Sunday, November 07, 2010
I am so disappointed. Normally I don't like attention for anything. Especially when I was at my heaviest, I just wanted to blend into the woodwork and not be noticed! But last Wednesday, when I got on my scale, and it read 199.6, I was so excited, thrilled and PROUD. I called down to my husband, who promptly brought up the camera from downstairs and he took the picture, I was afraid if I held the camera, it would weigh over .4 lbs. and I would go over 200 lbs AGAIN! I cropped my ugly feet out of the picture, posted it here along with a before and after picture. Then I sat back and waited for people to comment and congratulate me. NOTHING. In the last five days, not a single comment on what I consider to be a major milestone in my journey.

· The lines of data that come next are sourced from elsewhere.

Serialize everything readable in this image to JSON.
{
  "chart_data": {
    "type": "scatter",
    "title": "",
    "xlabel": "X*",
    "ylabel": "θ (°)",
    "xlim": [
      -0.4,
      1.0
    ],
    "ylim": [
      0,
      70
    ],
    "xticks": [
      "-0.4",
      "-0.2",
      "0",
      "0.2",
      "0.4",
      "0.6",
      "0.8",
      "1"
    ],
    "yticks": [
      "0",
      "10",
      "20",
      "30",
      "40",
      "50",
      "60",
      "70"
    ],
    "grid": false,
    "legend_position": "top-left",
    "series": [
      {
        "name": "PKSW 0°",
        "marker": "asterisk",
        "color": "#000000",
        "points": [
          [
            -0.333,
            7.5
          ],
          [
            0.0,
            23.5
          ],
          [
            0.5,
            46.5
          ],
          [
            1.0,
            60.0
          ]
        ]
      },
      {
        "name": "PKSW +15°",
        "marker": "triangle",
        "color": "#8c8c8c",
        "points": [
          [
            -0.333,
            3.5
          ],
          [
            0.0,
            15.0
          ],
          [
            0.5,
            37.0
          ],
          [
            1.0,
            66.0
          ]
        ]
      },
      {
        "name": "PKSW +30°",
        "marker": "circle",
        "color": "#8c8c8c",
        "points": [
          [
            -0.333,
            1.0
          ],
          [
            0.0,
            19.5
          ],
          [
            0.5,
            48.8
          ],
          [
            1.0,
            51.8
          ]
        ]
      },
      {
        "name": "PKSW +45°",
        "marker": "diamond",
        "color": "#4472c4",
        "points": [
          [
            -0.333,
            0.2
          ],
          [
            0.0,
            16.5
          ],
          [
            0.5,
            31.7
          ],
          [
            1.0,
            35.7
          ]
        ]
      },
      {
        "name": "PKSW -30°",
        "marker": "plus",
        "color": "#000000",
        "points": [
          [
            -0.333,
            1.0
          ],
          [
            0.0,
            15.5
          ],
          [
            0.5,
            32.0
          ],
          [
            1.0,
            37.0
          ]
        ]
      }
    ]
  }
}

How many people in your REAL life can you tell that you now weigh less than 200 lbs? Not many people understand what a huge accomplishment that is, especially if I am unwilling to share with them that I started at 328 lbs. and it's been at least 30 years since I saw the 100's show up on my scale. Oh well, it's my own fault. About 10 days ago I took down my Spark page for personal reasons. I used to be dupster/loser Grandma. I started a new page the very next day when I realized I couldn't do this alone, but no one has found me yet I guess.
I have been posting on other blogs and message boards and 'friending' lots of interesting people whom I consider to be inspiring and who have similar stories to mine. Hopefully someone, somewhere will read my blog and see my pictures and just say, "WOW, that's great!" Cause that's really all I want.